Would you be able to provide me a hint / solution using do notation ? I am a beginning with the do notation and the "conditional logic" as well as looping is too complex for me at the moment.

Thank you so much

CodePudding user response:

With only do-notation and conditional statements I found the following solution:

readUntil :: (String -> Bool) -> IO [String]          
readUntil f = do x <- getLine; 
                 if f x then (return []) else (do k <- readUntil f
                                                  return (x : k))

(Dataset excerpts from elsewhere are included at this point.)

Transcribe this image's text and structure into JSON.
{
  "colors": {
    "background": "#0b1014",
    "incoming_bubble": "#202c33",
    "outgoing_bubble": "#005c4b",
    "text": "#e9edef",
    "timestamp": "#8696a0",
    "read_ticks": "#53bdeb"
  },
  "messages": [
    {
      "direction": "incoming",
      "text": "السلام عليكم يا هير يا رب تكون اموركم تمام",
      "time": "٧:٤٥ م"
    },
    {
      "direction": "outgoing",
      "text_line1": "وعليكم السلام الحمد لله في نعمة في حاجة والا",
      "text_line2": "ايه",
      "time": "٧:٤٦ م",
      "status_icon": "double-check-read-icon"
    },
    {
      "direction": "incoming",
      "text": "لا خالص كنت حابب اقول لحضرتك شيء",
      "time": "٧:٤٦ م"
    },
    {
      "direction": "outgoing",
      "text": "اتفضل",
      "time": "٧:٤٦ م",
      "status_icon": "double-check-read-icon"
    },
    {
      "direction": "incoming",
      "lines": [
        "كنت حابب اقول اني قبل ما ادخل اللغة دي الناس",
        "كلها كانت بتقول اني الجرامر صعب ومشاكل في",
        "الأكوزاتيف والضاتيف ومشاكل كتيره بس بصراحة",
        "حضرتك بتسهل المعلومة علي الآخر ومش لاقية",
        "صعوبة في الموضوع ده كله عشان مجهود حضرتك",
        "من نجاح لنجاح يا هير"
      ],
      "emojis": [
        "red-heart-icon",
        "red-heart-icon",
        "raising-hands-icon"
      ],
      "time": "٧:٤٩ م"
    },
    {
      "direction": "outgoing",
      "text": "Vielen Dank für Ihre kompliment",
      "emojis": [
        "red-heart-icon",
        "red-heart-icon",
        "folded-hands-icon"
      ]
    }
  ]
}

The function first reads one line with getLine and then checks whether (f x) is true. It then returns just the empty list. We can't just write ... if f x then [] ... because [] has not the type IO [String] but just [String]. To make [] the type IO [String] we can use the function return or pure but with do-notation I use the return function, because it is included in the Monad typeclass. If f x equals False we then use a second do-block to recursively call the function again and again until we get an Input for which f x == True and therefore returns the empty list. The do-notation is necessary because k must have type [String], but readUntil has the type IO [String]. We can't use the : ("cons") operator with object of type IO String and therefore can't generate the list we want. We then add x to the list k of all our other inputs and return it.